Intel "stumbled," according to CEO; shares fall 9.5% as loss estimate

A worse-than-expected outlook for the PC industry and sluggish growth in its important data centre segment shocked investors when Intel Corp announced on Thursday that it anticipates losing money in the current quarter.

Intel's worse-than-expected projection for the current quarter surprised investors. Intel expects to

Jan 26 (Reuters) - Intel Corp (INTC.O) said on Thursday it expects to lose money in the current quarter, surprising investors with a bleaker-than-expected outlook for both the PC market and slowing growth in its key data center division.

The company's shares fell 9.5% in trading after the bell.

"We stumbled, right, we lost share, we lost momentum. We think that stabilizes this year," Chief Executive Pat Gelsinger told investors on a conference call. He said Intel has been losing market share in the data center market, a nod at the strength of rival Advanced Micro Devices (AMD.O)

Two of Intel's most important markets are showing weakness after two years of strong growth as remote work boomed during the pandemic.
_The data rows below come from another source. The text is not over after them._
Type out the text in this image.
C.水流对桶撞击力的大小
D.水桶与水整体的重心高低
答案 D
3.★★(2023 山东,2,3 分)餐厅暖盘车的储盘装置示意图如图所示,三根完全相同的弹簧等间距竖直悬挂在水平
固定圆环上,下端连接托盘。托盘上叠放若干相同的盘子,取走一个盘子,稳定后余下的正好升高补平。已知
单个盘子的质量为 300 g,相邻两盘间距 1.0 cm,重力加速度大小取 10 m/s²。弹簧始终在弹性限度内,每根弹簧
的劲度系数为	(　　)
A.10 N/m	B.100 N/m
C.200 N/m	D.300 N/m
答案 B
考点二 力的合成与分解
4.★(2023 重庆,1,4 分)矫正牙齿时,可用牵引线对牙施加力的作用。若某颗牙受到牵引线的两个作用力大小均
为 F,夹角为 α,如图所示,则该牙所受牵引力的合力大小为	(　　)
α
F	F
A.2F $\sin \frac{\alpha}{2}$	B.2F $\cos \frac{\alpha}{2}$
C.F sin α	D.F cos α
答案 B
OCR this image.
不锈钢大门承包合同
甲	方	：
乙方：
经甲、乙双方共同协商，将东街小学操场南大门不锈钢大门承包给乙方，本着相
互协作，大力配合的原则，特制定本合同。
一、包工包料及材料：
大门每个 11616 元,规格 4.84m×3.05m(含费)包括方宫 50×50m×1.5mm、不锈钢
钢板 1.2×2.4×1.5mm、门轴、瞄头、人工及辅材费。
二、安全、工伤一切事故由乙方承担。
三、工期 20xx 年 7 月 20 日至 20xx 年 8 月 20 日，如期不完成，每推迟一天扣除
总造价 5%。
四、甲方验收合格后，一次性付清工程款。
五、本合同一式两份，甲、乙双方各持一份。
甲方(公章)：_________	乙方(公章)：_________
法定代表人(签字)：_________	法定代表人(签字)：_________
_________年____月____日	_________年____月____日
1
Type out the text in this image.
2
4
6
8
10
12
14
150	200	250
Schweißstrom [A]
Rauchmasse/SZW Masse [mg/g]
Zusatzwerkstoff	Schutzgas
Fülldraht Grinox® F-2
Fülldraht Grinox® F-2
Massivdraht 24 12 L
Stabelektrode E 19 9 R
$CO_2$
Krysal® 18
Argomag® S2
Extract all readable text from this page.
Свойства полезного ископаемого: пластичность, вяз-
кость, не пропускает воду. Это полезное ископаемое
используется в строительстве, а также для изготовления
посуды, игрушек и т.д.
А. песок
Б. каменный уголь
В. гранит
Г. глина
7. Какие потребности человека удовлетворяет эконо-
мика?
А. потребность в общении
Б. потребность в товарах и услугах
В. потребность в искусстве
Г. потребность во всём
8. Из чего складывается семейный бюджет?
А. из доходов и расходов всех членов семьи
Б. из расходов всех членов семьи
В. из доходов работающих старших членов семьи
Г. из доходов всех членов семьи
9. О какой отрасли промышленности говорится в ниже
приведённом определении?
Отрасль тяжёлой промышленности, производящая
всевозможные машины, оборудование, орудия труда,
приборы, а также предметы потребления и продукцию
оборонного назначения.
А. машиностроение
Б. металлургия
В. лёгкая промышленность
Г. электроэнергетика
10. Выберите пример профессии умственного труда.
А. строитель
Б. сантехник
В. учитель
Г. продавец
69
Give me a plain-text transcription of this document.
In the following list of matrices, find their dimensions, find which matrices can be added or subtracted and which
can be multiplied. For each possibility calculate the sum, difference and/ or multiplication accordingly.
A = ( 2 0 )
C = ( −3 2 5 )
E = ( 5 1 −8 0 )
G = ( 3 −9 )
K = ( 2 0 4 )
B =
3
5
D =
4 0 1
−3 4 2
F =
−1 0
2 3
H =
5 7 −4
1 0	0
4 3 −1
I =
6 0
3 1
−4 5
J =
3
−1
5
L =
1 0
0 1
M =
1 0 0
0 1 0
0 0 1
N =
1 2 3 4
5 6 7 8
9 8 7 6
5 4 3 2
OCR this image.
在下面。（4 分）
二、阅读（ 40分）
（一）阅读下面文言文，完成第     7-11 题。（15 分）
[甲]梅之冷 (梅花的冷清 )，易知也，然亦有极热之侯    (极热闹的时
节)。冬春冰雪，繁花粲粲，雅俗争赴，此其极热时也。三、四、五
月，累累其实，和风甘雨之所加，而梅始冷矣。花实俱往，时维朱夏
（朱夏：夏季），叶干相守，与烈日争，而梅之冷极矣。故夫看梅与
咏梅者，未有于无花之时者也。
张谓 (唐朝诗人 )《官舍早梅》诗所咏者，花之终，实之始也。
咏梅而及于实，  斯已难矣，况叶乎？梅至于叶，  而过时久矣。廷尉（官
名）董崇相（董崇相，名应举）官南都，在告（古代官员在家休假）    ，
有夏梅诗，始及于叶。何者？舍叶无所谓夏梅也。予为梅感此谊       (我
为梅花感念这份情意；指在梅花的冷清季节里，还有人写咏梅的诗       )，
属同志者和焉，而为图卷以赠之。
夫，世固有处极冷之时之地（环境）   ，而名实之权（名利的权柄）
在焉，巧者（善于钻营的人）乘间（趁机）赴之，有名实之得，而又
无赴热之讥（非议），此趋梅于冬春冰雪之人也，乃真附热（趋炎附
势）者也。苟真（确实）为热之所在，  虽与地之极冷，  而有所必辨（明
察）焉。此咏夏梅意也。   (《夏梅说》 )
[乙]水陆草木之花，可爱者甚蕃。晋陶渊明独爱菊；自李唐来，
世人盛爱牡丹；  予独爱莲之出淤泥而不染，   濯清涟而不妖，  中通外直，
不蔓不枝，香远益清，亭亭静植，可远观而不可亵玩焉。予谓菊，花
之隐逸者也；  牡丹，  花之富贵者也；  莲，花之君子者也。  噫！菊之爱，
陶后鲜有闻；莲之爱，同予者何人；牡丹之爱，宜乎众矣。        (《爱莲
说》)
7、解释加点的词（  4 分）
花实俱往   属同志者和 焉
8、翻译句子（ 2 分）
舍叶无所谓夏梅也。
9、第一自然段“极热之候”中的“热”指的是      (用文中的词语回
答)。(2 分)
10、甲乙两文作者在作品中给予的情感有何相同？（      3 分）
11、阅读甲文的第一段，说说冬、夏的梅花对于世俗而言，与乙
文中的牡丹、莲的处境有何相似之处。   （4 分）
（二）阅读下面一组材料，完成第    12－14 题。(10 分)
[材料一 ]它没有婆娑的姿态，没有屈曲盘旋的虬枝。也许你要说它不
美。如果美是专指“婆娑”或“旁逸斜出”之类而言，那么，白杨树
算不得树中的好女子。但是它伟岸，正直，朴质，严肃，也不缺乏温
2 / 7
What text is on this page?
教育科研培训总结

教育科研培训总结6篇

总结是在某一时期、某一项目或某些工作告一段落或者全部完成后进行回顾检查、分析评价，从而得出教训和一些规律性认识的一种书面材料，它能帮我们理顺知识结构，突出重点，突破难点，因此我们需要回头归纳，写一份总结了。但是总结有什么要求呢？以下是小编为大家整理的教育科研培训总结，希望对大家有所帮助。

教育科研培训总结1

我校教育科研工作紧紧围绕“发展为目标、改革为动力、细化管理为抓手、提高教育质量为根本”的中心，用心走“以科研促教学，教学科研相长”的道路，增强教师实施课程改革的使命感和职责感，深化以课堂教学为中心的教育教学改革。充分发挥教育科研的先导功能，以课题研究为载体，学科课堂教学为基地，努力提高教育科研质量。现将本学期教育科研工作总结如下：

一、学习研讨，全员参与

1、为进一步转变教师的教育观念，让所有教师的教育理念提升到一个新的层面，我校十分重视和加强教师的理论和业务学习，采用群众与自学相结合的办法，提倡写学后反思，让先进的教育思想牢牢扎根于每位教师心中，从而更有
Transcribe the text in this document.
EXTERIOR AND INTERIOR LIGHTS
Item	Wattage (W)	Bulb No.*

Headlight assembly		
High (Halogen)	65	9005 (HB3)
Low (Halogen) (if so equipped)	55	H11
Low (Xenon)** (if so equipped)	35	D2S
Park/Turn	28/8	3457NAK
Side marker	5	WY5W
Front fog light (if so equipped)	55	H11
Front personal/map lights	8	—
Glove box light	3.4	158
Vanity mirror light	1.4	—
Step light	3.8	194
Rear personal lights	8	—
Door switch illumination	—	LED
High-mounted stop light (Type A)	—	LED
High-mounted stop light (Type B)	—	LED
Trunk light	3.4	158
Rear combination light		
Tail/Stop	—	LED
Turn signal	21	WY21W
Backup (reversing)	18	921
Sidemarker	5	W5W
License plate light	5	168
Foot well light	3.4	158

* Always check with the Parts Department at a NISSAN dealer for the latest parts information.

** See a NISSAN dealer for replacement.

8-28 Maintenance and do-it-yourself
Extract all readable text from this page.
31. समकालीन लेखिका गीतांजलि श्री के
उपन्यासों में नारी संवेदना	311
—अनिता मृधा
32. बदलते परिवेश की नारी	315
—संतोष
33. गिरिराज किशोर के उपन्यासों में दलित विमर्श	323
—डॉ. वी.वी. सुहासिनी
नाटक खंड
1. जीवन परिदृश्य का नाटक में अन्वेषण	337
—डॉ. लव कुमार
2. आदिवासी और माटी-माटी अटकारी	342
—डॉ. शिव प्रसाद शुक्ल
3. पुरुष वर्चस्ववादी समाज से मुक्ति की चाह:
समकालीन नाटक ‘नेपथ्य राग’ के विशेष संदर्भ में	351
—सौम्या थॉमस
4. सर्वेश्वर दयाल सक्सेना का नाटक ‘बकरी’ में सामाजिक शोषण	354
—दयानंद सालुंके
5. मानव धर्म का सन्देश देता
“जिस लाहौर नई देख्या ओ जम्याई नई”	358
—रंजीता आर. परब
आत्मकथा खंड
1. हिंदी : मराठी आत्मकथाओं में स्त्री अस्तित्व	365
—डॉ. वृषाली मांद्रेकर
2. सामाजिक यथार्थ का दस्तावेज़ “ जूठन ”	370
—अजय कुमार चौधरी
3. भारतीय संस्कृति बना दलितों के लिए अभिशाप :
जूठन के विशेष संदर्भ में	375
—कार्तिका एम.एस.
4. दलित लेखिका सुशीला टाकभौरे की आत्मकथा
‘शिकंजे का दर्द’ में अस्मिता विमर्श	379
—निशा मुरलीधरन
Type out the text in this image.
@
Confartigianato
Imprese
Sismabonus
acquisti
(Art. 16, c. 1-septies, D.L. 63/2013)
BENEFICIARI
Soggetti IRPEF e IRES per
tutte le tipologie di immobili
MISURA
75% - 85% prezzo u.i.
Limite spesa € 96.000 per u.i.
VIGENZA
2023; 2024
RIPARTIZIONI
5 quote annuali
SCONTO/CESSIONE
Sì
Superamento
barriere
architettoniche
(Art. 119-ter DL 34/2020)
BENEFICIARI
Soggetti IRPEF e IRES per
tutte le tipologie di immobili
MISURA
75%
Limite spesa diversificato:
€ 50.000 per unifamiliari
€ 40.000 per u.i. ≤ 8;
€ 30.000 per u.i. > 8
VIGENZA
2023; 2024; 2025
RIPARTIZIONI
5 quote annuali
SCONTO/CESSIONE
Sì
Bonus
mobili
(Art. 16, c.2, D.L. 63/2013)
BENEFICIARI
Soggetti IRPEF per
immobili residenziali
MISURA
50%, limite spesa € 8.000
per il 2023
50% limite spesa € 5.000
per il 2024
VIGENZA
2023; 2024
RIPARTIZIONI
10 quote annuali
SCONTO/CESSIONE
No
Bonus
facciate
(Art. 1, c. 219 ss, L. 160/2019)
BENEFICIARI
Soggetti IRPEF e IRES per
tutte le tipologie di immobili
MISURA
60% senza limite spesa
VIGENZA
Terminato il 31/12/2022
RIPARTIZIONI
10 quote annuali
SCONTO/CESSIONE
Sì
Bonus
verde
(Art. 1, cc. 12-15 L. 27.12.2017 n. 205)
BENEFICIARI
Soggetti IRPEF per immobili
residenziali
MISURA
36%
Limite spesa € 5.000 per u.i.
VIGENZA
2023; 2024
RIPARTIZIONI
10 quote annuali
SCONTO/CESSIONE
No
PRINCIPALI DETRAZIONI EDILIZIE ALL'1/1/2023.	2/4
Now, the PC industry is struggling with a glut of chips after demand for consumer electronics fell off a cliff and business customers wary of a recession are slowing spending on data centers.

Gelsinger told Reuters that customers also were emptying inventory.

"We expect some of the largest inventory corrections literally that we've ever seen in the industry taking place that's affecting the Q1 guide in a meaningful way," he said.

"Everything hinges on the PC market recovery. AMD isn’t immune to this either," said Wayne Lam, an analyst at CCS Insight. "Don’t think we’ve seen the bottom for INTC...They are not running a sustainable business model."

Intel expects profit margins to fall further after dropping from 58.4% in the fourth quarter of 2020 to 43.8% in the fourth quarter of 2022. "Its safe to say that ambitions to return to a 60% margin in the future is light years away," said CFRA Research analyst Angelo Zino.